Quelles autres ressources ? Quelle bonne gestion de la ressource ?


Anne Carli
Etudiante, M2R Droit et gestion des finances publiques - Université Paris 2 Panthéon-Assas




Le thème de cette table ronde, sous la présidence de Claude Martinand, vice-président du Conseil Général des ponts et chaussées a été en premier lieu étudié sous l’angle de l’opportunité d’instituer une règle d’or par Laurent Paul, chef du service d’études politiques de finances publiques à la banque de France. Cette règle, qui s’applique en France aux collectivités locales, vise a garantir l’équilibre du solde public, hors investissement public. L’institution d’une règle d’or est susceptible de poser de nombreux problèmes tels que la définition du champs de l’investissement public, et l’enjeu d’éviter toutes manipulations comptables susceptibles de transférer des dépenses courantes, vers des dépenses d’investissement. La préoccupation en France est davantage d’avoir un solde public, tout confondu, équilibré, plutôt que d’atteindre un solde équilibre hors investissement public. Ce débat devrait selon l’intervenant, laisser place à un débat plus large sur la qualité de la dépense publique.



La question de la bonne gestion de la ressource a quant à elle été étudiée par Eric Portal, directeur général adjoint chargé des finances au Conseil Régional du Centre, sous l’angle de l’endettement des collectivités locales. Il est mis en avant que la capacité d’endettement des collectivités locales est passée de 9 ans en 1996, à 6 ans en 2003. L’emprunt dans les collectivités locales est à concurrence de 98% constitué par l’emprunt bancaire, emprunt souple proposant des produits dérivés protégeant les emprunteurs des variations de taux. Cependant il est également fait état d’autres stratégies émergentes d’endettement, tels que l’emprunt obligataire et le recours aux modes de financement associant le secteur privé. L’emprunt obligataire est le recours à l’emprunt, dont les émissions se font auprès du public. En Europe, ces émissions sont constituées à raison de 77% par les collectivités allemandes, alors que la part française représente 1.5%.

La question du partenariat public privée a été reprise par Laurent Richer, professeur à l'université Paris 1 Panthéon-Sorbonne, sous une approche comparée. Il remarque que les Etats dans lesquels cette pratique s’est le plus répandue sont les Etats du Commonwealth. Cependant, le Professeur Laurent Richer met l’accent sur les difficultés rencontrées au Royaume Uni quant au contrat de partenariat : dérives dans le secteur hospitalier privilégiant l’implantation économique, à la meilleure implantation quant à la demande de soins; ainsi que le dépôt de bilan de la société titulaire de deux des trois contrats de partenariat du métro de Londres.
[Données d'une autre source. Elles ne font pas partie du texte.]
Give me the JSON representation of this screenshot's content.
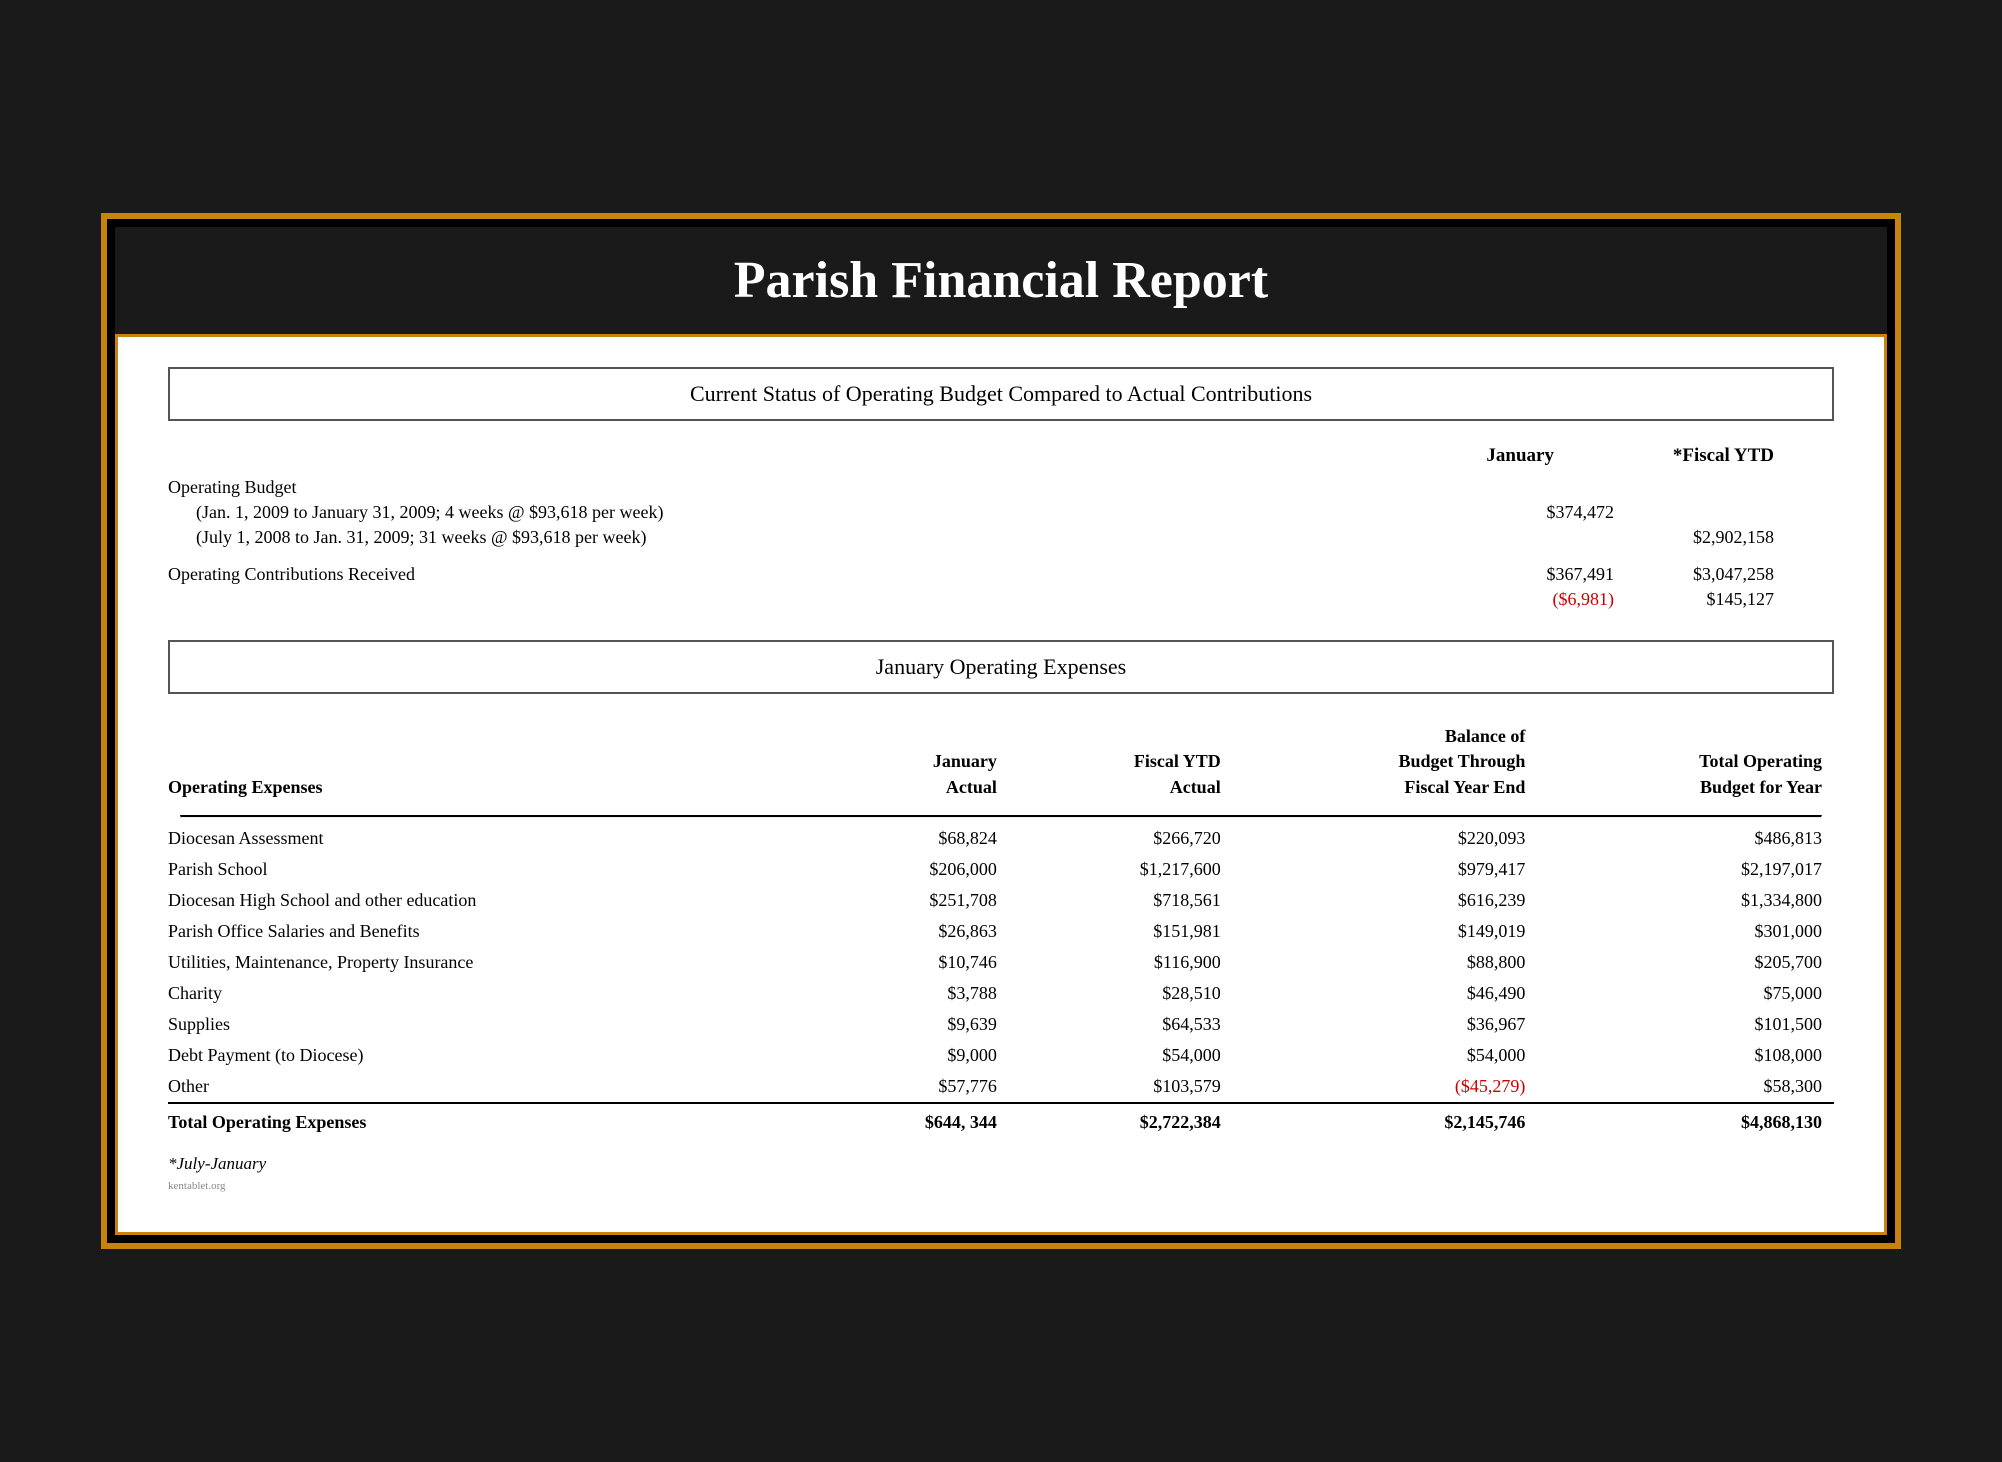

En termes de réforme fiscale, Nourredine Bensouda, directeur général des impôts du Maroc a présenté la réforme de l'administration fiscale dans le royaume, engagée afin de préserver sa compétivité sur le marché mondial, mais également encourager la consommation et l’épargne. Cette réforme est basée sur la simplification de la législation fiscale, mais également la réduction des taux d’imposition (passage de l’impôt sur les sociétés de 52% à 37%) ainsi que l’augmentation des recettes fiscales (taux de croissance de 18% entre 2005 et 2007, amélioration du comportement des contribuables dans le paiement de l’impôt, élargissement de la base imposable et mise à disposition du public d’une information stable).

Enfin, la réforme de l’administration fiscale en France se concrétise par la création de la Direction Générale des Finances Publiques, issue de la fusion de la Direction Générale des Impôts et de la Direction Générale de la Comptabilité Publique, présentée par son directeur général, Monsieur Philippe Parini. Cette réforme a consisté en une fusion d’ampleur, concernant 130 000 personnes. Une fusion également transparente, et concertée. Cette fusion participe de la meilleure gouvernance financière, en rendant un meilleur service (éviter l’effet ping-pong des contribuables d’un service à l’autre) à un meilleur coût (non remplacement d’un fonctionnaire sur deux partant à la retraite).